FREN 2203A. Intermediate French I.
Vocabulary development and review of basic grammar, which are integrated into more complex patterns of written and spoken French. Active use of French in class discussions and conversation sessions with French teaching fellows.Three class hours per week and one weekly conversation session.
FREN 2203B. Intermediate French I.
Vocabulary development and review of basic grammar, which are integrated into more complex patterns of written and spoken French. Active use of French in class discussions and conversation sessions with French teaching fellows.Three class hours per week and one weekly conversation session.
FREN 2305A. Advanced French through Film.
An introduction to film analysis. Conversation and composition based on a variety of contemporary films from French-speaking regions. Grammar review and frequent short papers. Emphasis on student participation including a variety of oral activities. Three hours per week plus regular viewing sessions for films and a weekly conversation session with French teaching fellows.
FREN 2305B. Advanced French through Film.
An introduction to film analysis. Conversation and composition based on a variety of contemporary films from French-speaking regions. Grammar review and frequent short papers. Emphasis on student participation including a variety of oral activities. Three hours per week plus regular viewing sessions for films and a weekly conversation session with French teaching fellows.
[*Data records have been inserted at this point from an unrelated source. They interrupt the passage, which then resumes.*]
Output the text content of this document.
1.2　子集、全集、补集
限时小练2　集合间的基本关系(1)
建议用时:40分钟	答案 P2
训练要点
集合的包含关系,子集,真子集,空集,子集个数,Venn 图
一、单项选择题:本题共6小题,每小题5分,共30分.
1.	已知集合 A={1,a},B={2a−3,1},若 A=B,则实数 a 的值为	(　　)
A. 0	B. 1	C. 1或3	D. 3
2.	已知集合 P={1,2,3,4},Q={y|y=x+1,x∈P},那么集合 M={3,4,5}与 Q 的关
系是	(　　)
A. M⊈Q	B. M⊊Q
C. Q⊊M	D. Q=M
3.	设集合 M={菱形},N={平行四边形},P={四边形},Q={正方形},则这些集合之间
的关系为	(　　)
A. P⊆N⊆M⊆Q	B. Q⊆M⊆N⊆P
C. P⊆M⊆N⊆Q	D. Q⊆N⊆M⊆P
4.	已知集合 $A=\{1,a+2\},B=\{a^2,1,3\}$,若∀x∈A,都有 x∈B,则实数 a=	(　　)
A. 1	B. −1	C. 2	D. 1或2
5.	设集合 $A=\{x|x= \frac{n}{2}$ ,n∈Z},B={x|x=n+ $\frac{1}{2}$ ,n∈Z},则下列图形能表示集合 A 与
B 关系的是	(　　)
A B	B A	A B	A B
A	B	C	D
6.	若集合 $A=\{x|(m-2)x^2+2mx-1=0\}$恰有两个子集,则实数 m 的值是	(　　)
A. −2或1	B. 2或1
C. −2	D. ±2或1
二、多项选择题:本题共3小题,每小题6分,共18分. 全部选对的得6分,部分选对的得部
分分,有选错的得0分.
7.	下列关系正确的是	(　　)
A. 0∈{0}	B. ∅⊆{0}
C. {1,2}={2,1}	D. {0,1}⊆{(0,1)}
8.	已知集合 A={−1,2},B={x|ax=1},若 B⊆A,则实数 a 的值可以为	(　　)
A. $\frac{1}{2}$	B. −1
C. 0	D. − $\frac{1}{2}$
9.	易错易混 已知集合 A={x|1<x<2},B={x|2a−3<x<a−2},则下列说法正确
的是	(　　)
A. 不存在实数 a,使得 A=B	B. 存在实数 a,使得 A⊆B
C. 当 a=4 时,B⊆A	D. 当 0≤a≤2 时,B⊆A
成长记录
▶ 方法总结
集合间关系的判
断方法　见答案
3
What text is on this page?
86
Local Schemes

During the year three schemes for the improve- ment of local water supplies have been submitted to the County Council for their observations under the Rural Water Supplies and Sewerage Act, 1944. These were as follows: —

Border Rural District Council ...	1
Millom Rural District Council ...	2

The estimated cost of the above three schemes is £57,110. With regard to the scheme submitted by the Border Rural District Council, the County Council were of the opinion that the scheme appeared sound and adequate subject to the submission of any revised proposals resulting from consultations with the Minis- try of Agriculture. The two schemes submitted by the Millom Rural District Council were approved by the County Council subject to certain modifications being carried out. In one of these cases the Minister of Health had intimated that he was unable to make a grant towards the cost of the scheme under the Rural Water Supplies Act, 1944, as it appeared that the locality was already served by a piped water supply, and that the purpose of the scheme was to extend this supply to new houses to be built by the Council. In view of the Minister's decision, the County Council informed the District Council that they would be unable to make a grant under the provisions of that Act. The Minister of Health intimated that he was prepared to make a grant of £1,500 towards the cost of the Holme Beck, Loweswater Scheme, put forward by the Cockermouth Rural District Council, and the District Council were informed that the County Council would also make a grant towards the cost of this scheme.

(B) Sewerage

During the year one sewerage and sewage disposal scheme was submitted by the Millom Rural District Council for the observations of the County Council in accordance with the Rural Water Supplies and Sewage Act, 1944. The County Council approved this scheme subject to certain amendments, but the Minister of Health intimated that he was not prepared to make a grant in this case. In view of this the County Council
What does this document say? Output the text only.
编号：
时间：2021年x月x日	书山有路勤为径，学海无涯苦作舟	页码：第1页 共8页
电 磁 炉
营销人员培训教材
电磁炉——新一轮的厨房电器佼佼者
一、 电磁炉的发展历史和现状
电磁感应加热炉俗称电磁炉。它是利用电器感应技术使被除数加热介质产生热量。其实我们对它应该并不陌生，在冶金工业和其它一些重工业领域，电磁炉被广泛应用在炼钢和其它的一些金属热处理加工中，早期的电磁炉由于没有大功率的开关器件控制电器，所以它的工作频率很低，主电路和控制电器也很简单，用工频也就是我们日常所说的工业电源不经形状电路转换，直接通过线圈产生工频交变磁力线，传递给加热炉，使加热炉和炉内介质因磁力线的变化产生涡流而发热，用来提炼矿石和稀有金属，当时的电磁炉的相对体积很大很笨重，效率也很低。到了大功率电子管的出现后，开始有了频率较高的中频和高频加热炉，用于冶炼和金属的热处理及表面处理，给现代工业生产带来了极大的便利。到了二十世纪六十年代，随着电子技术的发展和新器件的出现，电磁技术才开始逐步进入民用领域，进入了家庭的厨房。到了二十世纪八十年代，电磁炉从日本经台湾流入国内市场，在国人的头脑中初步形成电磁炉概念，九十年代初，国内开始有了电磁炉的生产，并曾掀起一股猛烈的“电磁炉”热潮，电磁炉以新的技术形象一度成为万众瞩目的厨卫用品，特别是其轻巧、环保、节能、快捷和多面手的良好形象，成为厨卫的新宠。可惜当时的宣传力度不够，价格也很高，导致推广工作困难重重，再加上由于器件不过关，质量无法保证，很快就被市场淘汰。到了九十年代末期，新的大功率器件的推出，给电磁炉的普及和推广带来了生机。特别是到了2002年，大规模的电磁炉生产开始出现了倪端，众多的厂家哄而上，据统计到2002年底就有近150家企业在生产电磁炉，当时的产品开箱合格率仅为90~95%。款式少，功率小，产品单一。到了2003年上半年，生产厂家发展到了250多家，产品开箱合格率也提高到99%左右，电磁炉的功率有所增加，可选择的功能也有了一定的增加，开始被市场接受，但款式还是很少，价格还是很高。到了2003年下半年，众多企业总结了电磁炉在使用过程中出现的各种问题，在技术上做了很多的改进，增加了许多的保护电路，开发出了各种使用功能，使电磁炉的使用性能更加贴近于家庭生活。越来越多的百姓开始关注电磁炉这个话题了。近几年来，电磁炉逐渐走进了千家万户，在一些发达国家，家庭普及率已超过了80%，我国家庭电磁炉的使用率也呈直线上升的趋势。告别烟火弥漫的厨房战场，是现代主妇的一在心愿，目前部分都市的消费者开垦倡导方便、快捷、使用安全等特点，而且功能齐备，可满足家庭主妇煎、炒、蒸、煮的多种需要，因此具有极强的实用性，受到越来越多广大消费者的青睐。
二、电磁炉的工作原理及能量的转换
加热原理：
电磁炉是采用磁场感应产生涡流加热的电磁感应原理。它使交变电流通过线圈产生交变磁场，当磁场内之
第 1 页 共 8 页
FREN 2407. Francophone Cultures.
An introduction to the cultures of various French-speaking regions outside of France. Examines the history, politics, customs, cinema, and the arts of the Francophone world, principally Africa and the Caribbean. Increases cultural understanding prior to study abroad in French-speaking regions.
FREN 2409. Introduction to the Study and Criticism of Medieval and Early Modern French Literature.
Introduces students to the literary tradition of France from the Middle Ages to the French Revolution. Students are introduced to major authors and literary movements in their cultural and historical contexts.
FREN 3207. Love, Letters, and Lies.
A study of memoir novels, epistolary novels (letters), and autobiography. What does writing have to do with love and desire? What is the role of others in the seemingly personal act of “self-expression”? What is the truth value of writing that circulates in the absence of its author? These and other related issues are explored in the works of the most popular writers of eighteenth-century France: Prévost, Graffigny, Laclos, and Rousseau. Conducted in French.
FREN 3212. Eyes on the Prize: Promoting French Culture in the Age of the New Millennium.
Since the eighteenth century, France has developed a seemingly endless list of literary prizes, the Prix Goncourt being the most famous. There are over 3000 prizes awarded every year being awarded one of these prizes represents an official consecration meant to underline the writer’s unquestionable worth. But when one sees the large number of literary prizes awarded each year, one wonders who are on the juries for all of these prizes? Is it really the best writings that are acknowledged? In recent years, scandals have erupted with accusations of influence peddling by publishers. What does this teach us about French culture and society: What is the relation between literary prizes and the promotion of French culture more broadly: In the context of globalization, what political statement is being made: What is exactly the type of culture, themes and discourse promoted via this literature given the new makeup of the French population? Immigration has considerably changed the face of France. How does the culture of literary prizes take this into account? Students will read 4 recent highly talked about prizewinners. Each of these prizewinners created controversy that directly addresses the questions above. Primary readings will include works by: Houellbecq, Le Clezio, Paule Constant, Alain Mabanckou.